1"storageConfigInfo": {
2 "storageType": "S3",
3 "endpoint": "https://s3.internal.example.com",
4 "pathStyleAccess": true,
5 "stsUnavailable": true,
6 "region": "us-east-1"
7}
Client configuration🔗
Engines connect through the Iceberg REST API and let Polaris vend credentials at table-load time; they do not need static AWS credentials when STS is available.
Spark example, matching the property names used by the existing MinIO / RustFS guides:
1bin/spark-sql \
2 --packages org.apache.iceberg:iceberg-spark-runtime-3.5_2.12:1.10.1,org.apache.iceberg:iceberg-aws-bundle:1.10.1 \
3 --conf spark.sql.extensions=org.apache.iceberg.spark.extensions.IcebergSparkSessionExtensions \
4 --conf spark.sql.catalog.polaris=org.apache.iceberg.spark.SparkCatalog \
5 --conf spark.sql.catalog.polaris.type=rest \
6 --conf spark.sql.catalog.polaris.uri=https://<polaris-host>/api/catalog \
7 --conf spark.sql.catalog.polaris.oauth2-server-uri=https://<polaris-host>/api/catalog/v1/oauth/tokens \
8 --conf spark.sql.catalog.polaris.token-refresh-enabled=false \
9 --conf spark.sql.catalog.polaris.warehouse=warehouse_s3 \
10 --conf spark.sql.catalog.polaris.scope=PRINCIPAL_ROLE:ALL \
11 --conf spark.sql.catalog.polaris.credential=<client-id>:<client-secret> \
12 --conf spark.sql.catalog.polaris.header.X-Iceberg-Access-Delegation=vended-credentials
The oauth2-server-uri is recommended: without it the Iceberg REST client falls back to a
hard-coded /v1/oauth/tokens path and logs a deprecation warning, since the automatic fallback
is slated for removal in a future Iceberg release.
For Trino, use the Iceberg connector with the REST catalog. The REST/OAuth2 properties talk to
Polaris, and Polaris vends the endpoint, path-style flag, and region together with the scoped
credentials (s3.endpoint, s3.path-style-access, client.region in the load-table response),
so they do not need to be repeated on the client.

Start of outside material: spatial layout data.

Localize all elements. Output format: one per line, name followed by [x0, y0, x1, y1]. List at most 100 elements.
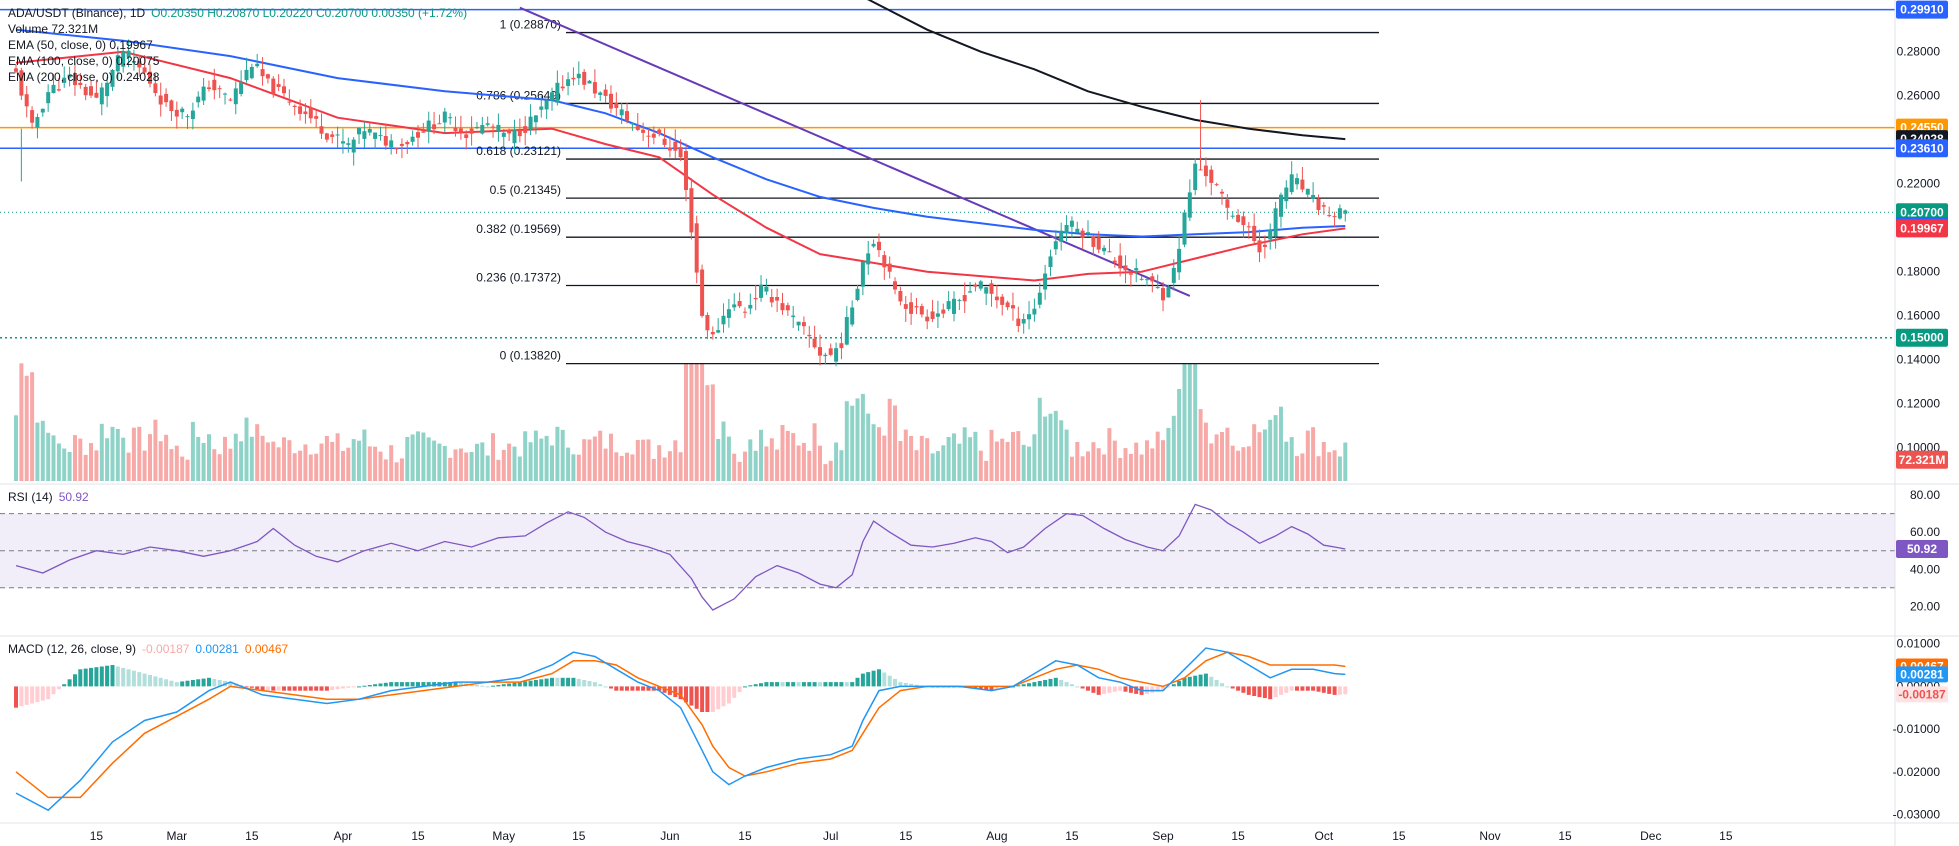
candle-body[interactable] — [968, 291, 973, 293]
candle-body[interactable] — [405, 142, 410, 145]
macd-line[interactable] — [15, 647, 1346, 812]
candle-body[interactable] — [14, 68, 18, 72]
candle-body[interactable] — [1321, 205, 1326, 207]
candle-body[interactable] — [807, 334, 812, 337]
candle-body[interactable] — [169, 100, 174, 111]
candle-body[interactable] — [1252, 225, 1257, 241]
candle-body[interactable] — [903, 304, 908, 309]
candle-body[interactable] — [587, 80, 592, 84]
rsi-line[interactable] — [15, 503, 1346, 611]
candle-body[interactable] — [1086, 232, 1090, 234]
candle-body[interactable] — [1171, 267, 1176, 283]
candle-body[interactable] — [1091, 236, 1096, 247]
candle-body[interactable] — [726, 309, 731, 318]
candle-body[interactable] — [646, 135, 651, 137]
candle-body[interactable] — [582, 71, 587, 85]
candle-body[interactable] — [357, 128, 361, 135]
candle-body[interactable] — [925, 316, 930, 322]
price-badge[interactable] — [1896, 219, 1948, 238]
candle-body[interactable] — [201, 86, 206, 101]
candle-body[interactable] — [1043, 273, 1048, 290]
candle-body[interactable] — [984, 287, 989, 294]
candle-body[interactable] — [1193, 163, 1198, 190]
candle-body[interactable] — [641, 129, 646, 133]
candle-body[interactable] — [571, 77, 576, 80]
candle-body[interactable] — [566, 79, 571, 86]
candle-body[interactable] — [1214, 184, 1219, 186]
candle-body[interactable] — [801, 322, 806, 327]
candle-body[interactable] — [282, 86, 286, 94]
price-badge[interactable] — [1896, 328, 1948, 347]
candle-body[interactable] — [1262, 244, 1267, 247]
candle-body[interactable] — [1220, 191, 1224, 194]
candle-body[interactable] — [791, 315, 796, 318]
candle-body[interactable] — [662, 138, 667, 145]
candle-body[interactable] — [228, 99, 233, 101]
candle-body[interactable] — [576, 73, 581, 79]
candle-body[interactable] — [1037, 292, 1042, 305]
ema100-legend[interactable]: EMA (100, close, 0) 0.20075 — [8, 54, 160, 68]
candle-body[interactable] — [930, 311, 935, 319]
candle-body[interactable] — [378, 135, 383, 137]
candle-body[interactable] — [308, 107, 313, 119]
candle-body[interactable] — [1268, 229, 1273, 240]
candle-body[interactable] — [721, 315, 726, 325]
candle-body[interactable] — [212, 79, 217, 91]
candle-body[interactable] — [625, 111, 629, 121]
candle-body[interactable] — [710, 332, 715, 335]
candle-body[interactable] — [99, 87, 104, 105]
candle-body[interactable] — [324, 133, 329, 140]
candle-body[interactable] — [276, 84, 281, 87]
price-badge[interactable] — [1896, 450, 1948, 469]
rsi-legend-name[interactable]: RSI (14) — [8, 490, 53, 504]
candle-body[interactable] — [705, 315, 710, 331]
candle-body[interactable] — [341, 141, 345, 144]
candle-body[interactable] — [432, 124, 437, 130]
candle-body[interactable] — [678, 147, 683, 158]
symbol-label[interactable]: ADA/USDT (Binance), 1D — [8, 6, 146, 20]
candle-body[interactable] — [442, 111, 447, 123]
candle-body[interactable] — [914, 306, 919, 308]
candle-body[interactable] — [126, 50, 131, 57]
candle-body[interactable] — [743, 311, 747, 313]
candle-body[interactable] — [1053, 241, 1058, 250]
candle-body[interactable] — [1102, 247, 1107, 252]
candle-body[interactable] — [1273, 208, 1278, 237]
candle-body[interactable] — [732, 304, 737, 308]
candle-body[interactable] — [40, 108, 45, 113]
candle-body[interactable] — [185, 116, 190, 118]
candle-body[interactable] — [448, 117, 453, 119]
candle-body[interactable] — [1134, 268, 1139, 271]
candle-body[interactable] — [464, 134, 469, 138]
candle-body[interactable] — [555, 82, 560, 103]
price-badge[interactable] — [1896, 139, 1948, 158]
candle-body[interactable] — [158, 95, 163, 105]
candle-body[interactable] — [501, 132, 506, 137]
candle-body[interactable] — [539, 106, 544, 110]
candle-body[interactable] — [142, 67, 147, 73]
candle-body[interactable] — [780, 303, 785, 311]
candle-body[interactable] — [244, 69, 249, 81]
candle-body[interactable] — [946, 301, 951, 310]
price-badge[interactable] — [1896, 203, 1948, 222]
candle-body[interactable] — [860, 261, 865, 287]
candle-body[interactable] — [1187, 192, 1192, 218]
candle-body[interactable] — [373, 132, 378, 139]
candle-body[interactable] — [517, 130, 522, 137]
candle-body[interactable] — [877, 241, 881, 251]
candle-body[interactable] — [533, 115, 538, 123]
candle-body[interactable] — [56, 89, 61, 91]
candle-body[interactable] — [271, 78, 276, 95]
candle-body[interactable] — [83, 86, 88, 96]
price-badge[interactable] — [1896, 0, 1948, 19]
candle-body[interactable] — [1230, 215, 1235, 217]
candle-body[interactable] — [1305, 188, 1310, 195]
candle-body[interactable] — [1284, 187, 1289, 202]
candle-body[interactable] — [603, 89, 608, 96]
candle-body[interactable] — [426, 120, 431, 132]
candle-body[interactable] — [1155, 287, 1160, 289]
candle-body[interactable] — [1016, 318, 1021, 326]
candle-body[interactable] — [941, 309, 946, 314]
candle-body[interactable] — [115, 55, 120, 72]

The native S3 filesystem still has to be
enabled on the Trino side:
1connector.name=iceberg
2iceberg.catalog.type=rest
3iceberg.rest-catalog.uri=https://<polaris-host>/api/catalog
4iceberg.rest-catalog.warehouse=warehouse_s3
5iceberg.rest-catalog.security=OAUTH2
6iceberg.rest-catalog.oauth2.credential=<client-id>:<client-secret>
7iceberg.rest-catalog.oauth2.scope=PRINCIPAL_ROLE:ALL
8iceberg.rest-catalog.oauth2.server-uri=https://<polaris-host>/api/catalog/v1/oauth/tokens
9iceberg.rest-catalog.vended-credentials-enabled=true
10fs.native-s3.enabled=true
For PyIceberg, use the rest catalog type. The same Polaris-side properties (uri, warehouse,
credential, scope, oauth2-server-uri) apply, and the vended-credential header must be
forwarded as a REST header:
1from pyiceberg.catalog.rest import RestCatalog
2
3cat = RestCatalog(
4 name="polaris",
5 **{
6 "uri": "https://<polaris-host>/api/catalog",
7 "warehouse": "warehouse_s3",
8 "credential": "<client-id>:<client-secret>",
9 "scope": "PRINCIPAL_ROLE:ALL",
10 "oauth2-server-uri": "https://<polaris-host>/api/catalog/v1/oauth/tokens",
11 "header.X-Iceberg-Access-Delegation": "vended-credentials",
12 },
13)
Polaris returns the vended S3 properties (s3.access-key-id, s3.secret-access-key,
s3.session-token) to the client at table-load time, so static credentials should not be
configured on the PyIceberg side.
Verifying the setup🔗
A successful end-to-end test should be possible without giving the client any long-lived AWS credentials:
1CREATE NAMESPACE warehouse_s3.demo;
2CREATE TABLE warehouse_s3.demo.t (id BIGINT, name STRING) USING iceberg;
3INSERT INTO warehouse_s3.demo.t VALUES (1, 'hello');
4SELECT * FROM warehouse_s3.demo.t;
If INSERT or SELECT fails with a 403, the most common causes are:
- The IAM role’s trust policy does not match the
roleArn/externalIdPolaris is presenting. - The role grants S3 permissions but is missing the KMS actions for
currentKmsKey. - The bucket policy denies access from outside a specific VPC endpoint.
Polaris logs the assumed-role STS request at debug level, which is the fastest way to confirm which identity is being presented.